Tak lebih dari satu jam kemudian dia sudah berada di depan gedung hotel. Dengan langkah pasti dia memasuki hotel. Tanpa terburu-buru seperti kemarin saat dia hendak mengikuti seleksi koki. Dia juga berjalan menuju ke resepsionis untuk menanyakan dimana dia bisa menemukan staf bagian personalia.

“Nona Nalini?” tanya seseorang. Nalini menoleh.

“Oh, Selamat pagi Chef,” Nalini segera memberikan salam kepada kepala Chef yang kemarin menyeleksinya.

“Kau datang dengan tepat waktu kali ini,” senyum Kepala Chef membuat Nalini semakin bersemangat. Sepertinya calon bosnya ini sangat suka dengan kedisiplinan waktu.

“Ya chef, saya tidak sabar ingin bergabung dan menjadi bagian dari dapur  restoran di hotel ini. mohon bimbingannya chef,” kata Nalini tulus.

“Baik. Aku tunggu kerja keras dan performamu di sini. Oh ya, kau pasti ingin mencari staf bagian personalia kan? Kau sudah ditunggu di ruang rapat di lantai paling atas. Di dekat kantor CEO,” kata kepala Chef memberi petunjuk.

Nalini mengerutkan keningnya. Mengapa harus jauh-jauh kesana. Sedangkan restoran berada di lantai satu. Sepertinya lantai paling atas adalah tempat yang begitu penting karena ada kantor CEO di dalamnya.

Sang Kepala Chef memahami raut bingung Nalini kemudian berbicara lagi, “Aku tidak tau tapi aku rasa kau adalah orang yang sangat beruntung. CEO sekaligus pemilik Hotel ini ingin bertemu langsung denganmu. Sepertinya ada pekerjaan khusus yang ingin beliau tawarkan padamu,”

Nalini semakin dibuat bingung, “Maksud chef, aku harus bertemu dengan CEO hotel ini sekarang?” rasa gugup dan takut tiba-tiba datang. Ada perlu apa seorang CEO meminta bertemu dengan koki pemula sepertinya.
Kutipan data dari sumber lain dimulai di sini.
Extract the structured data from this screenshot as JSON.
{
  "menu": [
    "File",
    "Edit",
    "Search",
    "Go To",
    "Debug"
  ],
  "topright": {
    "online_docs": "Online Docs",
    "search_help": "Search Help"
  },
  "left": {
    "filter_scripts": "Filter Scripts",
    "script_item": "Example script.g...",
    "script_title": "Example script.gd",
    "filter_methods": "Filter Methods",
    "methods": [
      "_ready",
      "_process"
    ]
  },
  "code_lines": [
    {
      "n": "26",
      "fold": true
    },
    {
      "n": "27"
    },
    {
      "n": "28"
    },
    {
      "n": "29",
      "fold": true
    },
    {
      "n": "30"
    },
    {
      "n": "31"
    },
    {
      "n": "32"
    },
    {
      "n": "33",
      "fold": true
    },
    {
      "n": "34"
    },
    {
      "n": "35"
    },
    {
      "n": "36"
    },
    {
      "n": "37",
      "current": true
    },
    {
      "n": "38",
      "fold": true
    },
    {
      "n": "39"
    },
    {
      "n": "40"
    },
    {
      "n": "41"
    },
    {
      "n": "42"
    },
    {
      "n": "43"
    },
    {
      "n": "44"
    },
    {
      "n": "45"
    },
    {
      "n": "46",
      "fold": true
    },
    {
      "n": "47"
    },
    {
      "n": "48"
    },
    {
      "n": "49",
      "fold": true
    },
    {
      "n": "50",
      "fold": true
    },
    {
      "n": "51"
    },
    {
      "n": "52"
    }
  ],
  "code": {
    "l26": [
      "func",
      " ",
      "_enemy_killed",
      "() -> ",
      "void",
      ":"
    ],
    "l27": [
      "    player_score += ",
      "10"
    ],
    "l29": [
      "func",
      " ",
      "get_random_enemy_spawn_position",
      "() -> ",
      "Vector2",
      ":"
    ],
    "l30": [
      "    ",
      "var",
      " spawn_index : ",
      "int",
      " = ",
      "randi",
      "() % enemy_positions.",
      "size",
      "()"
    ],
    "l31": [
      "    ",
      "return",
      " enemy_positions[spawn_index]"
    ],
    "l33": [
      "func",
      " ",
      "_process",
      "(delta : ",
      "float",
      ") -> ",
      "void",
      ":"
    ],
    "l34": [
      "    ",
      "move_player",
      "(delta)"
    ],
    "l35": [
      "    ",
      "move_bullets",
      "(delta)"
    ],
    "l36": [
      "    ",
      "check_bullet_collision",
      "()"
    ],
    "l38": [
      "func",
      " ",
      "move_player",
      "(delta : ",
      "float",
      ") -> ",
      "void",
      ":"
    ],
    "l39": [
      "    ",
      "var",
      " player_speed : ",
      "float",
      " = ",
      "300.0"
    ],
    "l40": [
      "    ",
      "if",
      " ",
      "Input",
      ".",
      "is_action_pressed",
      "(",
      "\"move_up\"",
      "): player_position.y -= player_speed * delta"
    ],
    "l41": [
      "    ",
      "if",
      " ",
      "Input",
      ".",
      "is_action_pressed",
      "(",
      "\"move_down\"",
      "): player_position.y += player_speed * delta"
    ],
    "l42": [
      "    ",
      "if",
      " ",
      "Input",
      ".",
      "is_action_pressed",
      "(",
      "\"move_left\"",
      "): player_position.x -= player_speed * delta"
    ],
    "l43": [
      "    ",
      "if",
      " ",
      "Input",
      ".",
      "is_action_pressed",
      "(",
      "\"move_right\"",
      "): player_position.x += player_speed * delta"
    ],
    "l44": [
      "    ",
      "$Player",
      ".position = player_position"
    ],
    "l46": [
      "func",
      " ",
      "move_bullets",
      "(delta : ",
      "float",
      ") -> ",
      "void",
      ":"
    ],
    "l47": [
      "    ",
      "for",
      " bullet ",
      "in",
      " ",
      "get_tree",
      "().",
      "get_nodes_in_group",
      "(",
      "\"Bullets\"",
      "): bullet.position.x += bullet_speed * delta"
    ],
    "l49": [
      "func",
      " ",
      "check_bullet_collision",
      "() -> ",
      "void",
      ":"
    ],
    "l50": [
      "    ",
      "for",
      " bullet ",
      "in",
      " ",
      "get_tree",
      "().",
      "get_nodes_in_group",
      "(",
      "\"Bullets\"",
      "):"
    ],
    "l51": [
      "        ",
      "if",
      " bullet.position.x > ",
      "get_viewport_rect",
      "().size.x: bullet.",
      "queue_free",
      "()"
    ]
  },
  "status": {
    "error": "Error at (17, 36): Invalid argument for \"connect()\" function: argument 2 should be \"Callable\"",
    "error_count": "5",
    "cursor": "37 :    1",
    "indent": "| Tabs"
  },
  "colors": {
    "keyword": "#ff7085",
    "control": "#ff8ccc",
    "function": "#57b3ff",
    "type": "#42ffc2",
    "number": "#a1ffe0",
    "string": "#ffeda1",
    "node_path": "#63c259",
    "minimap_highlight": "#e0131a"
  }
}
“Ya, ayo cepat datanglah ke sana. Dan segera cari tau apa maksud dan tujuannya meminta kau menemuinya. Kau tidak perlu aku antar kan?”

Nalini hanya nyengir kuda. Jika dia meminta diantar dia pasti akan dianggap sebagai pegawai yang tidak bisa profesional dan tidak berani menerima tantangan.

Dengan ragu-ragu sambil merapalkan doa, Nalini berjalan menuju ruangan yang disebutkan oleh kepala Chef. Saat dirinya sudah sampai di depan ruang rapat, tangannya yang berkeringat mencoba mengetuk lalu membuka knop pintu secara perlahan.

Dia masuk secara perlahan sambil menunduk, takut jika dia harus berhadapan langsung dengan CEO. Bayangan CEO di pikirannya adalah seorang bapak-bapak paruh baya yang begitu berwibawa dan disegani.

“Selamat pagi pak, saya Nalini. Calon chef yang baru diterima bekerja di sini,” Nalini tau ada sosok pria yang duduk di sebuah kursi namun dia belum berani mengarahkan pandangan ke sosok itu.

“Tak ku sangka kita bertemu lagi di sini Nona,” suara bariton yang familier di telinga Nalini terdengar. Sontak membuat Nalini mengarahkan pandangan ke sumber suara.